Directors Duties and Transactions at an undervalue: Re Marylebone Warwick Balfour Management LTD

Directors Duties and Transactions at an undervalue: Re Marylebone Warwick Balfour Management LTD


A claim was brought against the directors of Marylebone Warwick Balfour Management Ltd (the Company) in relation to their involvement in a tax avoidance scheme. The claim was initially brought by the liquidator against all seven directors, although four had settled the claims against them before trial.

Facts of the case

The Company utilised a scheme that paid employees and directors in a way that reduced the liability for PAYE income tax and National Insurance contributions (NICs) of both the Company and its employees. The Company used the scheme over an 8 year period from 2002 to 2010. The Company took advice from accountants as to the success of the scheme in mitigating tax liabilities, and their advice was consistently positive although success was not guaranteed.
The Company and its directors claimed the purpose of the scheme was to keep the management team together whilst winding the business down by creating a financial incentive; the directors’ net remuneration was greater as a result of the scheme. The liquidator argued that the true purpose of the scheme was to camouflage distributions to the directors. The liquidator brought the following claims:
1. Section 172 Companies Act 2006 – breach of director’s duties to promote the success of the Company (the Section 172 Claim);
2. Section 423 Insolvency Act 1986 – transaction at an undervalue; (the Section 423 Claim)
3. Section 177 Companies Act 2006 – failing to disclose an interest in a proposed transaction (the Section 177 Claim).
The claims were all dismissed by the Court. It was decided that the purpose of the scheme was in fact to keep the management team together, and that the professional advice received by the Company from the accountants could be relied upon as it was given in good faith. Therefore, the Section 172 Claim failed.
It was not disputed that the practical effect of the scheme meant all profits of the Company were paid out leaving nothing for HMRC as a creditor, but this was not found to be the purpose of the scheme, so the Section 423 Claim also failed. The Section 177 Claim was also unsuccessful because the failure to disclose an interest in the proposed transaction did not exacerbate the Section 172 Claim for breach of director’s duties.

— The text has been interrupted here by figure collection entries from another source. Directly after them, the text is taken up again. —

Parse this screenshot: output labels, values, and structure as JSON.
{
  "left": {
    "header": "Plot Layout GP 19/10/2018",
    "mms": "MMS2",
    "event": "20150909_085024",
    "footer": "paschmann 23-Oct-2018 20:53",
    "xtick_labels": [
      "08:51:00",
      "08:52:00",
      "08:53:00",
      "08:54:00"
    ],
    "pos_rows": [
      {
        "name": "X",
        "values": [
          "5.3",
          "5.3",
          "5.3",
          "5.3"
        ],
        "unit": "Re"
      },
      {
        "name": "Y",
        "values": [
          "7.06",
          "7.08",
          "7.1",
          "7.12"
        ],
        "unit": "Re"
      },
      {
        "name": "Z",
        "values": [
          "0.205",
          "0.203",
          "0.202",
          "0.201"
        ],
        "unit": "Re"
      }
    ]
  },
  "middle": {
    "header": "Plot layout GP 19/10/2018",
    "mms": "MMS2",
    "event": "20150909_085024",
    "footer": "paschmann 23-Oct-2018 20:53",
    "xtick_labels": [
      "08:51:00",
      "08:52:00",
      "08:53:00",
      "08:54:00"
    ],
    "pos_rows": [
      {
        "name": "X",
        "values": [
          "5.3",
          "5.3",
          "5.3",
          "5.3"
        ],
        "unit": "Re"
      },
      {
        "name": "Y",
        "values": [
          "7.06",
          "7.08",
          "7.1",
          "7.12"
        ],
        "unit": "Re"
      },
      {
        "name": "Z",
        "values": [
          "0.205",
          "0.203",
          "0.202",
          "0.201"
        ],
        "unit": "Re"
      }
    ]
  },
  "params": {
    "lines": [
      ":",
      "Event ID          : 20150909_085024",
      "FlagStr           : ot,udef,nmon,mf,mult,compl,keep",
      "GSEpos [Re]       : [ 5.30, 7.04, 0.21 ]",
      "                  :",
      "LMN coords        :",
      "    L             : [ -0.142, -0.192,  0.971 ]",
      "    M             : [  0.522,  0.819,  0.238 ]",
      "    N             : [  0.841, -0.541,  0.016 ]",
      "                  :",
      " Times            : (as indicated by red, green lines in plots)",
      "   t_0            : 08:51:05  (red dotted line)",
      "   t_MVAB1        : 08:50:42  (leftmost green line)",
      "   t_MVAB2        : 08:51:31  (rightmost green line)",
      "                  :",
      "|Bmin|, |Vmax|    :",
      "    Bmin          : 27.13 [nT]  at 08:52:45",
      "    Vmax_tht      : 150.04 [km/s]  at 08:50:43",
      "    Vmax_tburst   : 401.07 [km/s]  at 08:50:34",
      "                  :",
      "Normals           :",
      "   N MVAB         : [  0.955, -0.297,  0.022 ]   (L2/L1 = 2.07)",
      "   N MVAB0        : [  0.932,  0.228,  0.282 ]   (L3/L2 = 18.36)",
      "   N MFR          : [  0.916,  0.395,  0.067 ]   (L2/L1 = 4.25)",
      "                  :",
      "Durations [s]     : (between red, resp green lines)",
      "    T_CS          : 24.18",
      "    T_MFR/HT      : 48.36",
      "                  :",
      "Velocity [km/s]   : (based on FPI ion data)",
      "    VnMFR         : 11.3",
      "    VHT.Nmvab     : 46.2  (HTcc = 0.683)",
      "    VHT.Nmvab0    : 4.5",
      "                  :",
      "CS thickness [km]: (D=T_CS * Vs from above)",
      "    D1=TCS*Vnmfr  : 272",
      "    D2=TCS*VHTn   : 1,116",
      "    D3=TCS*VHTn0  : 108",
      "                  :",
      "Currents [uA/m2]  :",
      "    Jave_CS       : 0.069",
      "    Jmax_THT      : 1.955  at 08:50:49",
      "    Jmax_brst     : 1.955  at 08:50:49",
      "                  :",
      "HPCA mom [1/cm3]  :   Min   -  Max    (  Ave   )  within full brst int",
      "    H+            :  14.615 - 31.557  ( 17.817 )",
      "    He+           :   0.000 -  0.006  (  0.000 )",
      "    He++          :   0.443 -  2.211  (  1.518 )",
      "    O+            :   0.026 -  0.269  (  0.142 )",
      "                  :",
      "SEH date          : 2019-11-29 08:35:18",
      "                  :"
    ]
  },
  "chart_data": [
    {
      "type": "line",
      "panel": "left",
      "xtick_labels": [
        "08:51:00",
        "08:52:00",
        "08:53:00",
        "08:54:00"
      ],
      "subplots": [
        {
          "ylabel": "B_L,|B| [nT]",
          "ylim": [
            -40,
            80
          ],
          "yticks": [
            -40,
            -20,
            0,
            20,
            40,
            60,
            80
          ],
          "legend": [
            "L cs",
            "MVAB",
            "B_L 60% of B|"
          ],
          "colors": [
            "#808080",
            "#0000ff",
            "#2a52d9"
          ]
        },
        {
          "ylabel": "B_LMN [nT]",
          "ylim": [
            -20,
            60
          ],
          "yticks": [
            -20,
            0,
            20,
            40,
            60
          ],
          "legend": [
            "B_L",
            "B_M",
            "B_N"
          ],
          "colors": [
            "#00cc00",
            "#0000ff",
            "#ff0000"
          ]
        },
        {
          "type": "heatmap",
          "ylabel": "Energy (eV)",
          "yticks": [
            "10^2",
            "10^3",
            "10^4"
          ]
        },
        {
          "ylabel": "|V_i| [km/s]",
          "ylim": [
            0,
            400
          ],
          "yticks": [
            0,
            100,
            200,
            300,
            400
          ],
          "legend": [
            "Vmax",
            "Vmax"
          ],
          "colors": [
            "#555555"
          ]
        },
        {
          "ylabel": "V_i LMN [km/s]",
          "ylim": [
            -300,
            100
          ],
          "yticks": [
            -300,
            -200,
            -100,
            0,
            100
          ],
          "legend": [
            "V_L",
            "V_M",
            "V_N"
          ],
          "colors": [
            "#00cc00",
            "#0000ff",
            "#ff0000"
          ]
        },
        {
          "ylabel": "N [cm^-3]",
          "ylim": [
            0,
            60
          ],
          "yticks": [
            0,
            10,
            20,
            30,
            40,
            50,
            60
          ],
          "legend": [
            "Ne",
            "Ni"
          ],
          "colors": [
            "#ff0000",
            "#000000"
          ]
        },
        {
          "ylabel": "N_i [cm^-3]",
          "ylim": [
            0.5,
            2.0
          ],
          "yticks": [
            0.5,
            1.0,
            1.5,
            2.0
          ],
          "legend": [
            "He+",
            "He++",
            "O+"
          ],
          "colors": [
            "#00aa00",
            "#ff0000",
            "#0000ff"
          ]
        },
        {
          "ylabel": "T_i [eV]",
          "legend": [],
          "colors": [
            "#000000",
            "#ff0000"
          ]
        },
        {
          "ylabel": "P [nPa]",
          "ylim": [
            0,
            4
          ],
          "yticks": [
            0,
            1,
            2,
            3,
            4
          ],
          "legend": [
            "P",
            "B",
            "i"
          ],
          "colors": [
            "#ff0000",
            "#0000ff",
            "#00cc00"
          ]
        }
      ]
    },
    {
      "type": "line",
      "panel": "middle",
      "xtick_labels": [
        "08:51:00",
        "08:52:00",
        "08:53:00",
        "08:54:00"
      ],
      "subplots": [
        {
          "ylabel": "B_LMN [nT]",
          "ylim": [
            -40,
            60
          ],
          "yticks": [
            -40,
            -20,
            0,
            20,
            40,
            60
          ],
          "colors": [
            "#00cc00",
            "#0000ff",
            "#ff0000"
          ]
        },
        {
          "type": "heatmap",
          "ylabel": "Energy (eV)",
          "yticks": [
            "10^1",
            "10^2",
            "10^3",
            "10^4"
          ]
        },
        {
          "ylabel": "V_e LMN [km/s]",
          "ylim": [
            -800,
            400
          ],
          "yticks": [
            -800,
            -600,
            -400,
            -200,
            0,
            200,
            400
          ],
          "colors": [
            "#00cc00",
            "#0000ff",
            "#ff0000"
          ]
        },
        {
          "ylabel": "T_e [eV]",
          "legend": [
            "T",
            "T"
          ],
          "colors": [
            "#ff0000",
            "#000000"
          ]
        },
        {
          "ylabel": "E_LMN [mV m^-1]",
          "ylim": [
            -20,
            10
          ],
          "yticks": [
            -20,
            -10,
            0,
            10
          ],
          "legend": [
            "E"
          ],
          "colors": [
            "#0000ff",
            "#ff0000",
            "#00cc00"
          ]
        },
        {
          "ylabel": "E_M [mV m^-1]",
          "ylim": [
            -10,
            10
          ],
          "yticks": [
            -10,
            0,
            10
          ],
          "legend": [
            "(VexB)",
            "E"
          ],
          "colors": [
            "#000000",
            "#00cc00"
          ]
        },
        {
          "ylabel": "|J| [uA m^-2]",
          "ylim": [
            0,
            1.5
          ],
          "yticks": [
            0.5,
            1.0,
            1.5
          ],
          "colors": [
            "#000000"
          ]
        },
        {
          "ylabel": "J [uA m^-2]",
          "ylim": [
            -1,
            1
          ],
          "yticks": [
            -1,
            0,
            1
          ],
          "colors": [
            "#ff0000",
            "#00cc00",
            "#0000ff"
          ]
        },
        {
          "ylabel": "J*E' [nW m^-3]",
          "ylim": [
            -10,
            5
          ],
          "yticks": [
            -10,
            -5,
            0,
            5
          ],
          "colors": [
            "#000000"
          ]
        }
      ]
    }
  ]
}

This case is a reminder of the importance of “purpose” in claims under section 423. Section 423(3) states that the Court must be satisfied that the relevant transaction was entered into for the purpose of putting assets beyond the reach of a creditor or otherwise prejudicing their interests (the Prohibited Purpose). 
There is authority from Hashmi [2002] EWCA Civ 981 that the Prohibited Purpose does not have to be the dominant purpose; and the Judge, in this case, clarified that the test is simply whether the purpose of the scheme satisfies the definition of Prohibited Purpose in the statute. This applies whether it is the sole purpose, or one of several purposes (either dominant or ancillary). However, if no Prohibited Purpose can be established, the section 423 claim will fail.